'Anti-seflie' Instagrammer plays dead all over the world
Last updated on: 08 May,2019 05:53 pm
She has since started an Instagram account, which now has more than 50,000 followers.
(Web Desk) – Stephanie Leigh, an Instagrammer, invented an interesting way to capture her adventures by lying face down on the ground in all of her photos for her project ‘Stef Dies’.
Stephanie Leigh has played dead in front of the Eiffel Tower, Buckingham Palace and even underwater in Mexico as part of the project.
She’s taken hundreds of photos all over the world, usually in front of some beautiful scenery. And for what? Because she is “anti-selfie.”
“The selfies that I specifically don’t like are the ones that are just on the face, where it’s like you need to be beautiful. You need to follow all these set rules. That, I am not so cool with,” Leigh told Inside Edition.
She wanted people to be able to relate to her pictures and didn’t want to make them about anything that might alienate people.
“This is an interesting way you can still be somewhat at the center of your photograph, but you can also allow other people in the photograph. You can allow the background to shine. [It’s] a nice way that one’s not competing for center stage," she said.

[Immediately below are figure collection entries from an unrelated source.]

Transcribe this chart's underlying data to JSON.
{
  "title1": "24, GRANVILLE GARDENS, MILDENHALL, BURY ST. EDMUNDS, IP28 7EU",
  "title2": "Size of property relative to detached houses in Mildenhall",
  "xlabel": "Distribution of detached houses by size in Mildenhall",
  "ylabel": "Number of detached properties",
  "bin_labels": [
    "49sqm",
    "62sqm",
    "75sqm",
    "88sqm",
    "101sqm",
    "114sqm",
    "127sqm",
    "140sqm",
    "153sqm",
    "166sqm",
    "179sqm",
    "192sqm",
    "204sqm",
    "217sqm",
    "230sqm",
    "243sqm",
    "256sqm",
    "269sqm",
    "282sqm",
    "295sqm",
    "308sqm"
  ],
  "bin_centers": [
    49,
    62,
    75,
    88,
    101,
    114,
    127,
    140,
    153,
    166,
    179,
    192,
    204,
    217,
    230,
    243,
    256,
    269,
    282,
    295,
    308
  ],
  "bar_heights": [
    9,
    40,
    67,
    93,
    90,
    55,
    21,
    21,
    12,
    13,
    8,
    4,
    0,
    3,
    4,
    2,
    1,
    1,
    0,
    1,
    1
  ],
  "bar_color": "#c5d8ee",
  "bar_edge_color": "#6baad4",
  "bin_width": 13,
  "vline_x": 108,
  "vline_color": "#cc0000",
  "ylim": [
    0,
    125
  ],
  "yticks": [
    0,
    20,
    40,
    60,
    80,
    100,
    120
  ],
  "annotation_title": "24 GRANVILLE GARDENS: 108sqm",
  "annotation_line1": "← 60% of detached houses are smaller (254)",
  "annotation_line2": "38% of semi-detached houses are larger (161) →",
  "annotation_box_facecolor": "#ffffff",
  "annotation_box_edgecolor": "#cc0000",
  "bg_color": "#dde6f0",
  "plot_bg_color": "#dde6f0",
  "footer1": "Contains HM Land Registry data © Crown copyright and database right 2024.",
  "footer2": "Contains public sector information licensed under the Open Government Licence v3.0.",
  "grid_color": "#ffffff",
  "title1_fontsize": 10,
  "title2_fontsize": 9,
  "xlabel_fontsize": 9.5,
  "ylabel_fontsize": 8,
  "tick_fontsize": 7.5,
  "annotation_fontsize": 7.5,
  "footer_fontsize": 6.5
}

Leigh started out posting the photos on Facebook and realized people really liked them.
“I remember there was really a sort of, like, provocative email that a person who was suffering from severe depression [sent] that said, ‘I look forward to this every day,’” Leigh said.
She has since started an Instagram account, which now has more than 50,000 followers.
When Leigh is shooting the photos, she said it doesn’t draw as much attention as one might think, but she wouldn’t reveal how exactly she gets the perfect shot or who, if anyone, takes the photos.
“I don’t get too many looks that I am aware of, but I also ... can’t see what’s going on,” Leigh said. “It’s usually after looking through the photographs and you’re like, ‘Oh that’s funny, that person noticed,’ but there’s only been a handful of times where people have come up and said, ‘Are you OK, is something going on?’”
Leigh plans on continuing to take the photos wherever she goes and hopes other people get in on the fun.
Her goal “is to create people-moving and funny photos but also to put something out in the world that they can participate in, that they’re not excluded from.”